Anyway, your post was of the usual thought provoking high standards we bloggy types appreciate, hence such a long and waffly comment! Thanks again Phil :-)

obreption said...

Interesting post which I picked up on twitter. There has been quite a lot of ranting and shooting from the hip about this award to Martin Rees. Radio 4 today had a rather clumsy interview with Lewis Wolpert and Peter Atkins, and as it came just before the Chief Rabbi it was short of time.

What we are perhaps witnessing is a lack of understanding between those who shout, i.e. Dawkins, on atheism and some clueless people such as tbe book burner from Florida who can't be congenial. I think many scientists have felt that their observations have been stolen by the inumerate and possibly illiterate writers who talk such nonsense as the history of science or the philosophy of science.

I'm quite happy to go along with the science of religion and the science of politics. It's just a question of a different lens. I don't think bitchiness is an exclusive feature of scientists. I've taken delight over the years about the bitchiness between Professors Ratzinger and Kung. It's probably a question of language. Theologians tend to use a lot of subjunctives. Scientists were trained to use the third person passive, past tenses. To paraphrase from Lewis Wolpert, 'I could use the money to fund a anti-Templeton award.' That's creative accounting or theonomy in your book, isn't it?

Gurdur said...

1) Phil, you're largely right. THere are a couple of quibbles, and also, a couple of I think wrong angles, but hey. You're largely right. Yet you have not built a good case for Rees accapting the Templeton without qualms, and such a case must be built well and presented to the public at all times; this is something a bit more pressing and important than you may imagine.

The rest in a following comment.

Gurdur said...

2) "Coyne is clearly ignorant .... Does he know anything about Theology? .... "

a) I guess you have not read his blog. He ....... argues in bad faith. Oh, and he is .... ignorant. And happily so.

b) The standard atheist answer -- and an answer I often feel like giving myself when provoked by patronization or nastiness -- is why the hell should we bother knowing?

You see, I could as easily retort I know very little of Mormon theology, and I see no reason to do so (actually, I know more than I let on, but you get my point).

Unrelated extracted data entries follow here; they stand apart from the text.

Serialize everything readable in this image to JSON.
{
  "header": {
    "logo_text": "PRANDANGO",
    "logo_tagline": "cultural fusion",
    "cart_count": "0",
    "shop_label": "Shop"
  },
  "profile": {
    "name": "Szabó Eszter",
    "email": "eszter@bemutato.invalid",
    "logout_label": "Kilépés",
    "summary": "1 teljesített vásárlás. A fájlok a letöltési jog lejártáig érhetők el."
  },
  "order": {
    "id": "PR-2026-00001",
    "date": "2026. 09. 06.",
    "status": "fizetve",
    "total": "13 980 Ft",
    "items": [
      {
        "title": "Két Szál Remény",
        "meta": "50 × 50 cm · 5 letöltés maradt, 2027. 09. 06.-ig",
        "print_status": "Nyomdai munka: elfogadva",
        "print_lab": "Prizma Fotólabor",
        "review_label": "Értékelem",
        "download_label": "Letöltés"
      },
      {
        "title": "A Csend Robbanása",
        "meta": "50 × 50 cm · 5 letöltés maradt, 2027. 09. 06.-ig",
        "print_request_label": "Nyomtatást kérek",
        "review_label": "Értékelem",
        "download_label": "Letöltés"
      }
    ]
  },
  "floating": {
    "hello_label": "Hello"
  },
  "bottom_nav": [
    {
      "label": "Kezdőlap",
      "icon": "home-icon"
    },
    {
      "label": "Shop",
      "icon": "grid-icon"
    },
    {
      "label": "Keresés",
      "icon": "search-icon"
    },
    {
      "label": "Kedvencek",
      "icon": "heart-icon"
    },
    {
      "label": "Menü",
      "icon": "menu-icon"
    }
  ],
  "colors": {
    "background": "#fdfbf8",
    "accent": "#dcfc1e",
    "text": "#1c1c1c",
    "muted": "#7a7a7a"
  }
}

To make this argument work for you, you need to stick more on -- to point out the ethics etc. And then be prepared for the predictable comebacks. What I see is unpreparedness.

The rest in the next comment.

Gurdur said...

3) " ... I would rightly be criticised or probably ignored. ..."

Except you're not seeing what they want to accomplish. To be very blunt, pardon me, you have your problems even gettng on my wavelength, and I am not hostile to you.

These people, they're ... focused. And persistant. Ignoring them won't work. Interacting with them won't work. Different approaches are needed.

4) "There is something else I’ve noticed about these men, I say men because the people quoted are usually men"

Oh dear. Oh dear. Jerry Coyne is basically one of a group of four, a group including Ophelia Benson.

Take plenty of omeprazol (good against stomach ulcers) before you read her blog, or Coyne's.

I wouldn't go on too much about the lack of women in that one; it .... isn't true for that one small group.